The premier example is the TIE’s power system, a design identical to that in X-Wing because, well, it couldn’t really be bettered. It supposes that each starfighter produces a certain amount of energy that can be routed to the engine, shields, lasers and other energy guns that may be present. The balance can be shifted – increasing laser or shield recharge rate takes power from the engines and therefore slows you down, while going top speed means draining energy from your shield or laser reserves. Each battle demands careful strategy: if shields are depleted, laser energy can be desperately piled into them to restock, but you may be left without the ability to fire. Shield energy can also be shifted between the front and rear of the ship – attacking a capital ship bristling with turrets might require all power forward, for instance, but don’t neglect your rear when you’re powering away again. During battles, therefore, your right hand will be keying in power configurations while your left flies the TIE Fighter, a feat of co-ordination that takes time to learn but is thoroughly satisfying to master.
Such intricacies would mean little without the canvas of TIE Fighter’s mission scripting to play against, however. Briefings are soberly diagrammatic, describing carefully planned waves of attacks: Assault Gunboat Tau will destroy the minefield so that Imperial transports can take out the Calamari Cruiser; TIE group Alpha will take out the enemy fighters before a TIE Bomber group comes in to destroy the freighters.
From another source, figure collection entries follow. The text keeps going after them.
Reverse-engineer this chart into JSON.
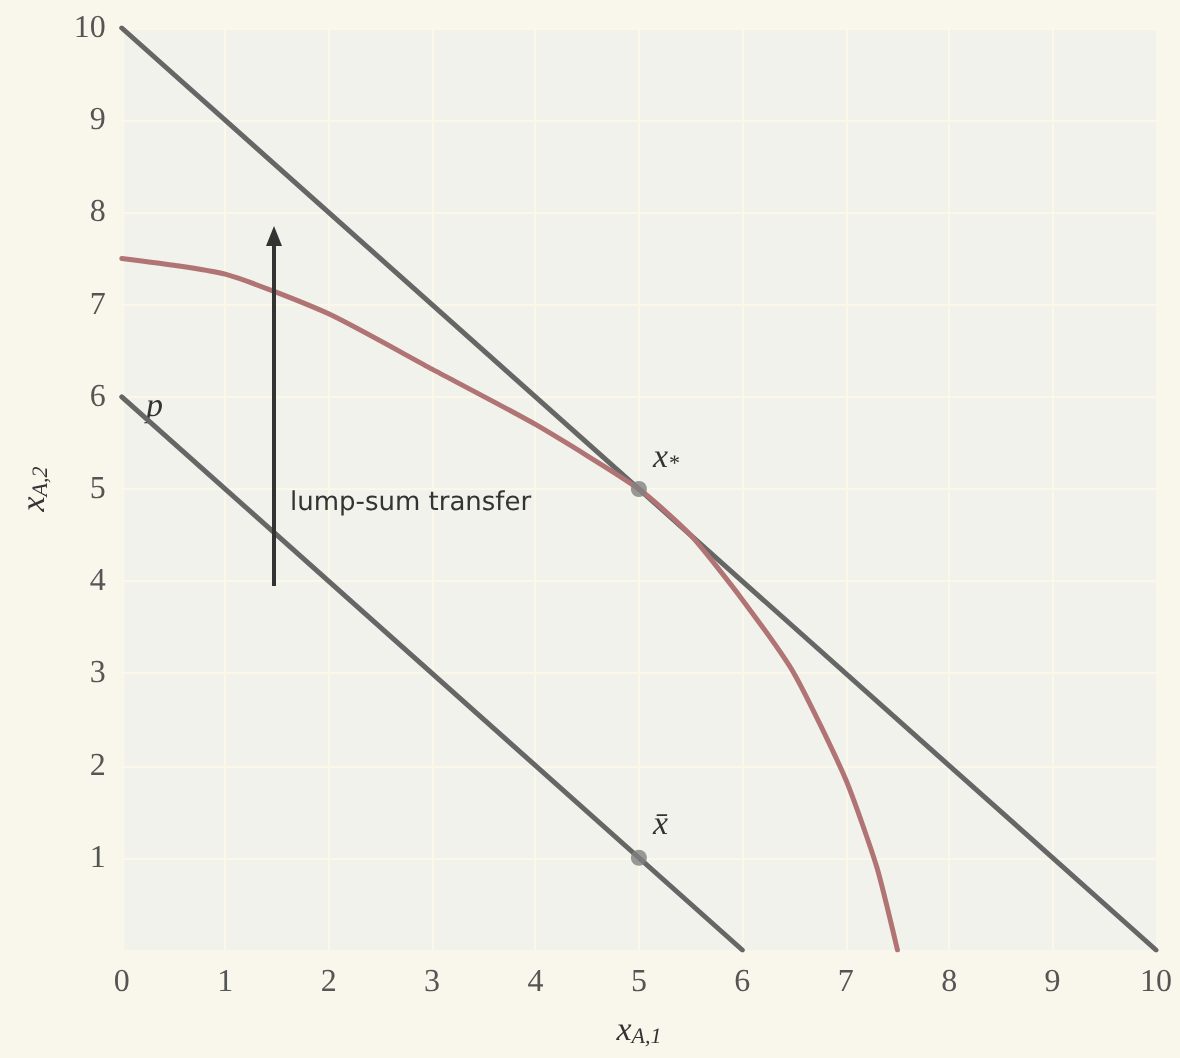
{
  "chart_data": {
    "type": "line",
    "xlabel": "x$_{A,1}$",
    "ylabel": "x$_{A,2}$",
    "series": [
      {
        "color": "#666666",
        "x": [
          0,
          6
        ],
        "values": [
          6,
          0
        ]
      },
      {
        "color": "#666666",
        "x": [
          0,
          10
        ],
        "values": [
          10,
          0
        ]
      },
      {
        "color": "#b07474",
        "x": [
          0,
          1,
          2,
          3,
          4,
          5,
          5.5,
          6,
          6.5,
          7,
          7.3,
          7.5
        ],
        "values": [
          7.5,
          7.33,
          6.9,
          6.3,
          5.7,
          5.0,
          4.5,
          3.8,
          3.0,
          1.85,
          0.9,
          0
        ]
      },
      {
        "type": "scatter",
        "color": "#808080",
        "x": [
          5,
          5
        ],
        "values": [
          1,
          5
        ]
      }
    ],
    "annotations": [
      {
        "text": "x$_{*}$",
        "x": 5,
        "y": 5
      },
      {
        "text": "x̄",
        "x": 5,
        "y": 1
      },
      "p",
      "lump-sum transfer"
    ],
    "xlim": [
      0,
      10
    ],
    "ylim": [
      0,
      10
    ],
    "xticks": [
      0,
      1,
      2,
      3,
      4,
      5,
      6,
      7,
      8,
      9,
      10
    ],
    "yticks": [
      1,
      2,
      3,
      4,
      5,
      6,
      7,
      8,
      9,
      10
    ],
    "grid": true,
    "line_style": "solid"
  }
}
They imply a grander strategy, further contextualising your actions, such as a mission in which you are ordered not to kill all of the enemy ships; your aggression is considered enough to give their commanders a message.
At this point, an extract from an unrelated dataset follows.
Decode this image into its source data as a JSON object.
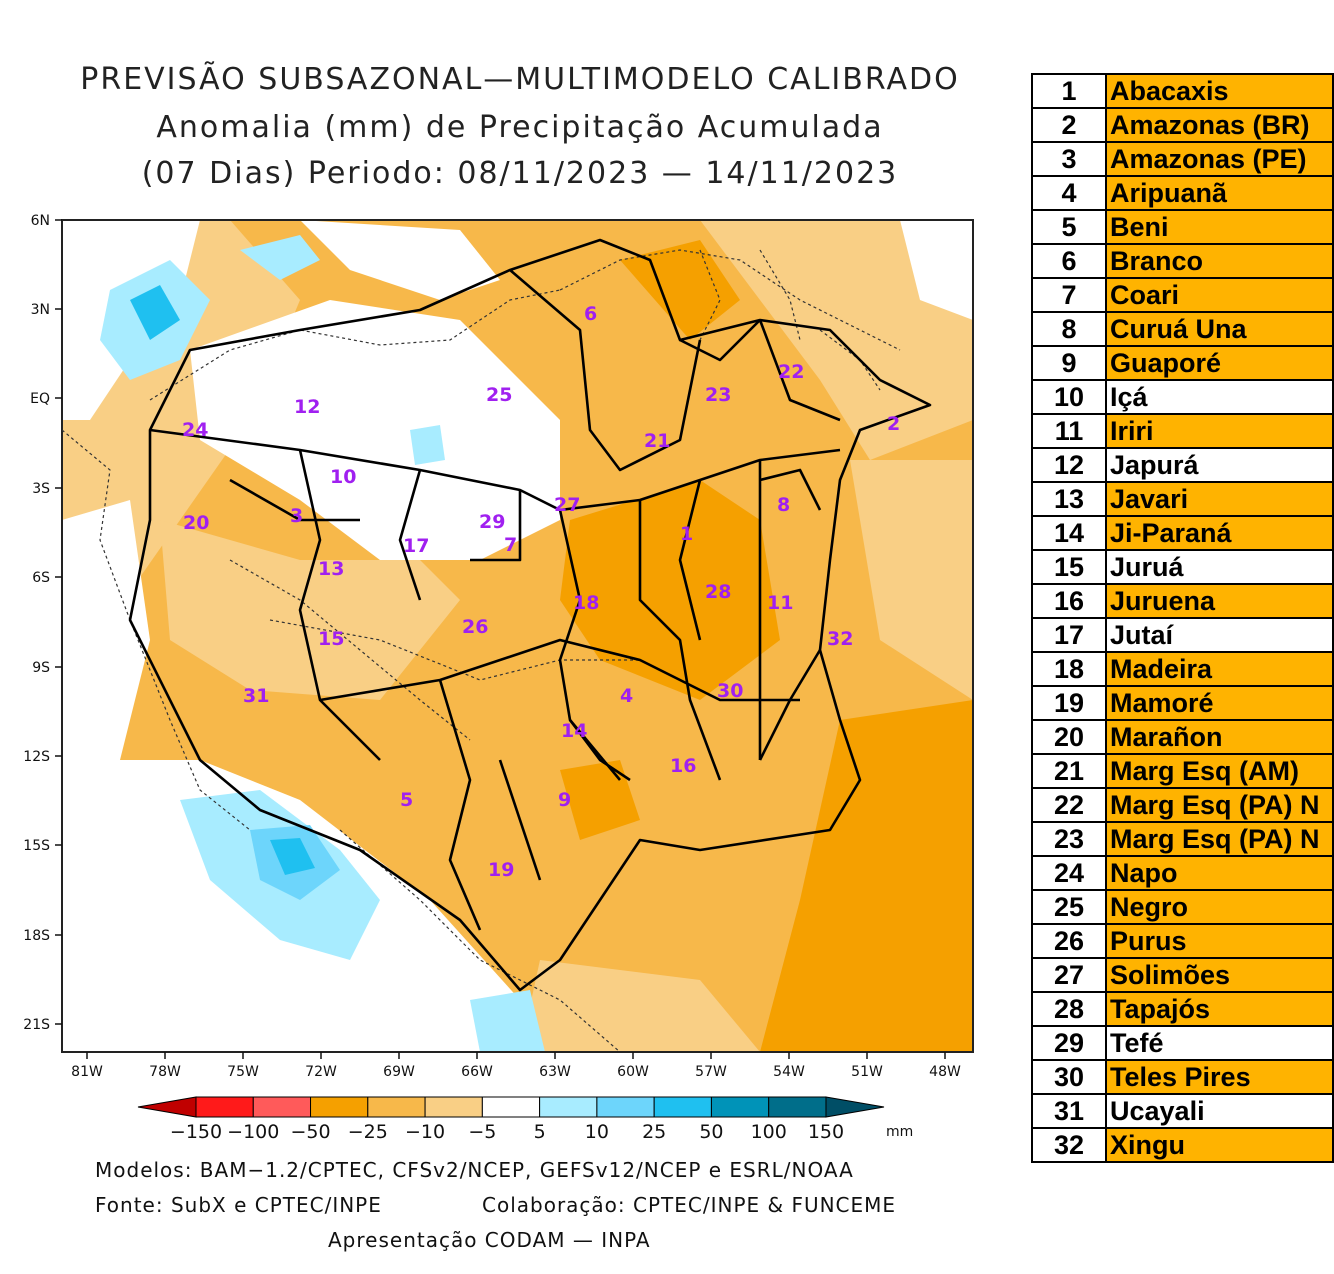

The tight pacing of these choreographed encounters makes their design feel more closely related to the halls and corridors of an FPS than empty space. And yet they come with emergent complexity that sees plans go awry, with you the centrepiece of getting things back on track, and clear orders obscured by the density of action around you. Juggling your shields and jinking your ship around to avoid the shots of the A-Wings on your tail while lining up your reticule on your target, all the while making sure you’re aware of what’s happening throughout the whole skirmish – that your capital ship isn’t under fire, that a group of enemy shuttles isn’t getting away. It gets intense.
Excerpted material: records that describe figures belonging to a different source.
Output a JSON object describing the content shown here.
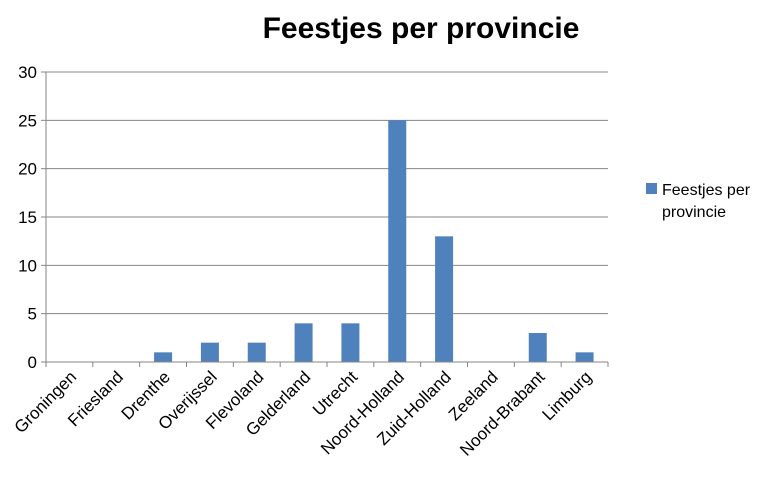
{
  "chart_data": {
    "type": "bar",
    "title": "Feestjes per provincie",
    "xlabel": "",
    "ylabel": "",
    "categories": [
      "Groningen",
      "Friesland",
      "Drenthe",
      "Overijssel",
      "Flevoland",
      "Gelderland",
      "Utrecht",
      "Noord-Holland",
      "Zuid-Holland",
      "Zeeland",
      "Noord-Brabant",
      "Limburg"
    ],
    "series": [
      {
        "name": "Feestjes per provincie",
        "legend_lines": [
          "Feestjes per",
          "provincie"
        ],
        "color": "#4F81BD",
        "values": [
          0,
          0,
          1,
          2,
          2,
          4,
          4,
          25,
          13,
          0,
          3,
          1
        ]
      }
    ],
    "ylim": [
      0,
      30
    ],
    "yticks": [
      0,
      5,
      10,
      15,
      20,
      25,
      30
    ],
    "grid": true,
    "legend": "right"
  }
}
So why is it better than X-Wing? It isn’t just the smoothed 3D graphics, improved map, targeting systems and AI – it’s the danger of piloting an unshielded TIE Bomber against an assault transport, which features a rear-mounted turret. It’s about getting your hands on the military hardware that the Empire can bring to bear on its enemies. It’s about the storytelling woven around and through the missions. It’s about being a cog in the Imperial machine. Your masters are hard to please and you’ll be rescued from countless sparking fighter wrecks, but they sure give out some great jobs.